Now there are lots of “free printable” calendars all over the place on nifty designer-mom blogs, and thrifty frugal-mom blogs and fifty ways-to-organize-your-day-mom blogs. Clever layouts, large variety of formats, and helpful time-saving ideas! I’ve tried several. Printed them out. Filled out the first week. Made copies for an entire month. And…collapsed under the pressure of planning so much planning.
Then one day…in late December, I purchased a handsome, hardback 2012 Desk Diary with stitched, golden-edged pages, from Barnes and Nobles. It’s the one that features all of the lovely old book covers. I told no one. Quietly, unobtrusively, my evenings ended with a cup of Samurai Chai tea, my Desk Diary and a pencil. Always, a pencil. Reflecting on the day, my writing began to focus on what I accomplished, rather than what I needed to do. Oh to be sure, I noted upcoming events like library book due dates, and swimming lessons, but I noted what we did, where we went, and joyful things or beautiful things, and even…the weather! Not a lot of writing, just a jot or two to record the days doings. And it worked.

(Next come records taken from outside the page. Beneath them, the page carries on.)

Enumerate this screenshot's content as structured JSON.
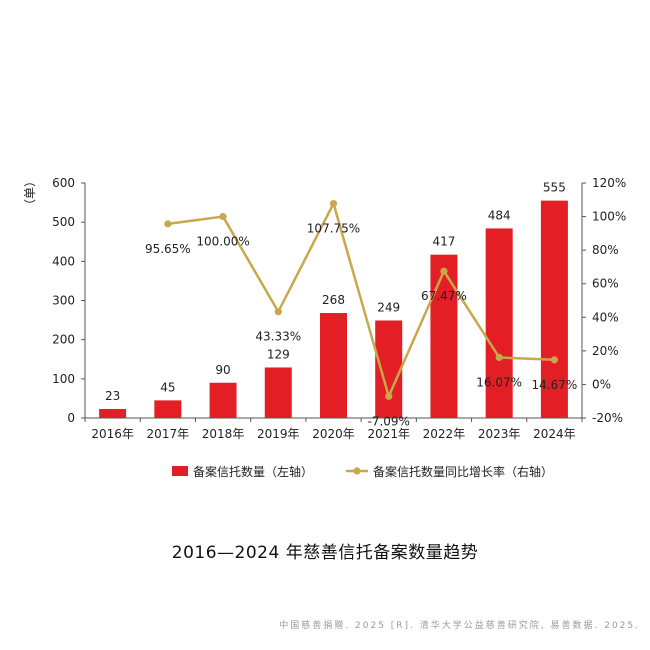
{
  "chart_data": {
    "type": "bar",
    "categories": [
      "2016年",
      "2017年",
      "2018年",
      "2019年",
      "2020年",
      "2021年",
      "2022年",
      "2023年",
      "2024年"
    ],
    "series": [
      {
        "name": "备案信托数量（左轴）",
        "type": "bar",
        "axis": "left",
        "color": "#e31e24",
        "values": [
          23,
          45,
          90,
          129,
          268,
          249,
          417,
          484,
          555
        ],
        "labels": [
          "23",
          "45",
          "90",
          "129",
          "268",
          "249",
          "417",
          "484",
          "555"
        ]
      },
      {
        "name": "备案信托数量同比增长率（右轴）",
        "type": "line",
        "axis": "right",
        "color": "#c8a84b",
        "values": [
          null,
          95.65,
          100.0,
          43.33,
          107.75,
          -7.09,
          67.47,
          16.07,
          14.67
        ],
        "labels": [
          "",
          "95.65%",
          "100.00%",
          "43.33%",
          "107.75%",
          "-7.09%",
          "67.47%",
          "16.07%",
          "14.67%"
        ]
      }
    ],
    "y_left": {
      "label": "（单）",
      "ylim": [
        0,
        600
      ],
      "ticks": [
        "0",
        "100",
        "200",
        "300",
        "400",
        "500",
        "600"
      ]
    },
    "y_right": {
      "ylim": [
        -20,
        120
      ],
      "ticks": [
        "-20%",
        "0%",
        "20%",
        "40%",
        "60%",
        "80%",
        "100%",
        "120%"
      ]
    },
    "grid": false,
    "legend_position": "bottom"
  },
  "caption": "2016—2024 年慈善信托备案数量趋势",
  "source": "中国慈善捐赠. 2025 [R]. 清华大学公益慈善研究院, 易善数据. 2025."
}
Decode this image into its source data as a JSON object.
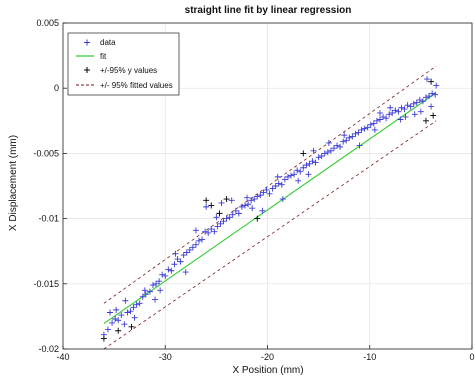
{
  "chart_data": {
    "type": "scatter",
    "title": "straight line fit by linear regression",
    "xlabel": "X Position (mm)",
    "ylabel": "X Displacement (mm)",
    "xlim": [
      -40,
      0
    ],
    "ylim": [
      -0.02,
      0.005
    ],
    "xticks": [
      -40,
      -30,
      -20,
      -10,
      0
    ],
    "xtick_labels": [
      "-40",
      "-30",
      "-20",
      "-10",
      "0"
    ],
    "yticks": [
      -0.02,
      -0.015,
      -0.01,
      -0.005,
      0,
      0.005
    ],
    "ytick_labels": [
      "-0.02",
      "-0.015",
      "-0.01",
      "-0.005",
      "0",
      "0.005"
    ],
    "grid": true,
    "legend_position": "top-left",
    "series": [
      {
        "name": "data",
        "marker": "+",
        "color": "#3b3bd6",
        "points": [
          [
            -36.0,
            -0.0189
          ],
          [
            -35.6,
            -0.0185
          ],
          [
            -35.2,
            -0.018
          ],
          [
            -34.9,
            -0.0177
          ],
          [
            -34.6,
            -0.0178
          ],
          [
            -34.3,
            -0.0174
          ],
          [
            -34.0,
            -0.0181
          ],
          [
            -33.7,
            -0.0172
          ],
          [
            -33.4,
            -0.0171
          ],
          [
            -33.1,
            -0.0168
          ],
          [
            -32.8,
            -0.0166
          ],
          [
            -32.5,
            -0.0165
          ],
          [
            -32.2,
            -0.016
          ],
          [
            -31.9,
            -0.0158
          ],
          [
            -31.5,
            -0.0156
          ],
          [
            -31.2,
            -0.0151
          ],
          [
            -30.9,
            -0.015
          ],
          [
            -30.6,
            -0.0148
          ],
          [
            -30.3,
            -0.0143
          ],
          [
            -30.0,
            -0.0144
          ],
          [
            -29.7,
            -0.0139
          ],
          [
            -29.4,
            -0.014
          ],
          [
            -29.1,
            -0.0135
          ],
          [
            -28.8,
            -0.0131
          ],
          [
            -28.5,
            -0.0133
          ],
          [
            -28.2,
            -0.0128
          ],
          [
            -27.9,
            -0.0126
          ],
          [
            -27.6,
            -0.0124
          ],
          [
            -27.3,
            -0.0122
          ],
          [
            -27.0,
            -0.012
          ],
          [
            -26.7,
            -0.0117
          ],
          [
            -26.4,
            -0.0116
          ],
          [
            -26.1,
            -0.011
          ],
          [
            -25.8,
            -0.0111
          ],
          [
            -25.5,
            -0.0108
          ],
          [
            -25.2,
            -0.011
          ],
          [
            -24.9,
            -0.0106
          ],
          [
            -24.6,
            -0.0104
          ],
          [
            -24.3,
            -0.0102
          ],
          [
            -24.0,
            -0.01
          ],
          [
            -23.7,
            -0.0099
          ],
          [
            -23.4,
            -0.0097
          ],
          [
            -23.1,
            -0.0094
          ],
          [
            -22.8,
            -0.0096
          ],
          [
            -22.5,
            -0.0091
          ],
          [
            -22.2,
            -0.009
          ],
          [
            -21.9,
            -0.0089
          ],
          [
            -21.6,
            -0.0086
          ],
          [
            -21.3,
            -0.0085
          ],
          [
            -21.0,
            -0.0083
          ],
          [
            -20.7,
            -0.0082
          ],
          [
            -20.4,
            -0.008
          ],
          [
            -20.1,
            -0.0078
          ],
          [
            -19.8,
            -0.0081
          ],
          [
            -19.5,
            -0.0077
          ],
          [
            -19.2,
            -0.0075
          ],
          [
            -18.9,
            -0.0073
          ],
          [
            -18.6,
            -0.0074
          ],
          [
            -18.3,
            -0.007
          ],
          [
            -18.0,
            -0.0068
          ],
          [
            -17.7,
            -0.0067
          ],
          [
            -17.4,
            -0.0066
          ],
          [
            -17.1,
            -0.0063
          ],
          [
            -16.8,
            -0.0064
          ],
          [
            -16.5,
            -0.0061
          ],
          [
            -16.2,
            -0.0059
          ],
          [
            -15.9,
            -0.0058
          ],
          [
            -15.6,
            -0.0056
          ],
          [
            -15.3,
            -0.0057
          ],
          [
            -15.0,
            -0.0053
          ],
          [
            -14.7,
            -0.0052
          ],
          [
            -14.4,
            -0.005
          ],
          [
            -14.1,
            -0.0049
          ],
          [
            -13.8,
            -0.0048
          ],
          [
            -13.5,
            -0.0046
          ],
          [
            -13.2,
            -0.0044
          ],
          [
            -12.9,
            -0.0045
          ],
          [
            -12.6,
            -0.0041
          ],
          [
            -12.3,
            -0.004
          ],
          [
            -12.0,
            -0.0038
          ],
          [
            -11.7,
            -0.0037
          ],
          [
            -11.4,
            -0.0035
          ],
          [
            -11.1,
            -0.0034
          ],
          [
            -10.8,
            -0.0032
          ],
          [
            -10.5,
            -0.0031
          ],
          [
            -10.2,
            -0.003
          ],
          [
            -9.9,
            -0.0028
          ],
          [
            -9.6,
            -0.0027
          ],
          [
            -9.3,
            -0.0025
          ],
          [
            -9.0,
            -0.0024
          ],
          [
            -8.7,
            -0.0022
          ],
          [
            -8.4,
            -0.0023
          ],
          [
            -8.1,
            -0.002
          ],
          [
            -7.8,
            -0.0019
          ],
          [
            -7.5,
            -0.0017
          ],
          [
            -7.2,
            -0.0018
          ],
          [
            -6.9,
            -0.0015
          ],
          [
            -6.6,
            -0.0016
          ],
          [
            -6.3,
            -0.0013
          ],
          [
            -6.0,
            -0.0014
          ],
          [
            -5.7,
            -0.0012
          ],
          [
            -5.4,
            -0.0011
          ],
          [
            -5.1,
            -0.0009
          ],
          [
            -4.8,
            -0.001
          ],
          [
            -4.5,
            -0.0007
          ],
          [
            -4.2,
            -0.0006
          ],
          [
            -3.9,
            -0.0004
          ],
          [
            -3.6,
            -0.0005
          ],
          [
            -34.8,
            -0.017
          ],
          [
            -33.9,
            -0.0163
          ],
          [
            -32.0,
            -0.0155
          ],
          [
            -30.5,
            -0.0155
          ],
          [
            -29.0,
            -0.0127
          ],
          [
            -27.0,
            -0.0109
          ],
          [
            -25.0,
            -0.0099
          ],
          [
            -23.5,
            -0.0086
          ],
          [
            -21.5,
            -0.0092
          ],
          [
            -19.0,
            -0.0068
          ],
          [
            -17.0,
            -0.0071
          ],
          [
            -15.5,
            -0.0048
          ],
          [
            -14.0,
            -0.0042
          ],
          [
            -12.5,
            -0.0036
          ],
          [
            -11.0,
            -0.0044
          ],
          [
            -9.5,
            -0.0032
          ],
          [
            -8.0,
            -0.0015
          ],
          [
            -6.5,
            -0.0022
          ],
          [
            -5.0,
            -0.0018
          ],
          [
            -4.0,
            -0.0014
          ],
          [
            -3.5,
            0.0002
          ],
          [
            -4.4,
            0.0007
          ],
          [
            -5.6,
            -0.002
          ],
          [
            -7.0,
            -0.0024
          ],
          [
            -9.0,
            -0.0019
          ],
          [
            -26.0,
            -0.0091
          ],
          [
            -24.5,
            -0.0088
          ],
          [
            -22.0,
            -0.0084
          ],
          [
            -20.5,
            -0.0094
          ],
          [
            -18.5,
            -0.0085
          ],
          [
            -35.4,
            -0.0172
          ],
          [
            -33.0,
            -0.0176
          ],
          [
            -31.0,
            -0.0162
          ],
          [
            -28.0,
            -0.0141
          ],
          [
            -16.0,
            -0.0066
          ]
        ]
      },
      {
        "name": "fit",
        "type": "line",
        "color": "#33cc33",
        "x": [
          -36.0,
          -3.5
        ],
        "y": [
          -0.01805,
          -0.00035
        ]
      },
      {
        "name": "+/-95% y values",
        "marker": "+",
        "color": "#000000",
        "points": [
          [
            -36.0,
            -0.0192
          ],
          [
            -34.6,
            -0.0186
          ],
          [
            -33.3,
            -0.0183
          ],
          [
            -26.0,
            -0.0086
          ],
          [
            -24.0,
            -0.0085
          ],
          [
            -25.5,
            -0.009
          ],
          [
            -21.0,
            -0.01
          ],
          [
            -16.5,
            -0.005
          ],
          [
            -4.5,
            -0.0025
          ],
          [
            -4.0,
            0.0005
          ],
          [
            -3.8,
            -0.0021
          ],
          [
            -24.7,
            -0.0096
          ]
        ]
      },
      {
        "name": "+/- 95% fitted values",
        "type": "band",
        "color": "#7a1a1a",
        "dash": "3,3",
        "upper": {
          "x": [
            -36.0,
            -3.5
          ],
          "y": [
            -0.0165,
            0.0017
          ]
        },
        "lower": {
          "x": [
            -36.0,
            -3.5
          ],
          "y": [
            -0.02,
            -0.0025
          ]
        }
      }
    ]
  }
}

It’s April now, and while I occasionally have some catching up to do, particularly on those nights when exhaustion wins out, this Jotting the Day method seems to be a better way of keeping track of where the time goes, and what really happened. Instead of feeling burdened by the never-ending To Do’s, I end my day feeling satisfied, despite any tasks that weren’t accomplished. There are smiles to record and unscheduled happiness to comment upon. A husband with a twinkle in his eye waxes triumphant upon repairing the dishwasher. A boy comes home reporting a B on a particularly challenging Physics exam, and sharing about his great day on the water. A girl twirls around the room telling about a funny episode in class at co-op, before snuggling in for the Read-Aloud. Joys jotted down, but not crossed off, because they weren’t planned, the happiness just happened!
Planners have no space or line or square for unscheduled happiness.
Jotting the Day: Looking forward by looking back? It works.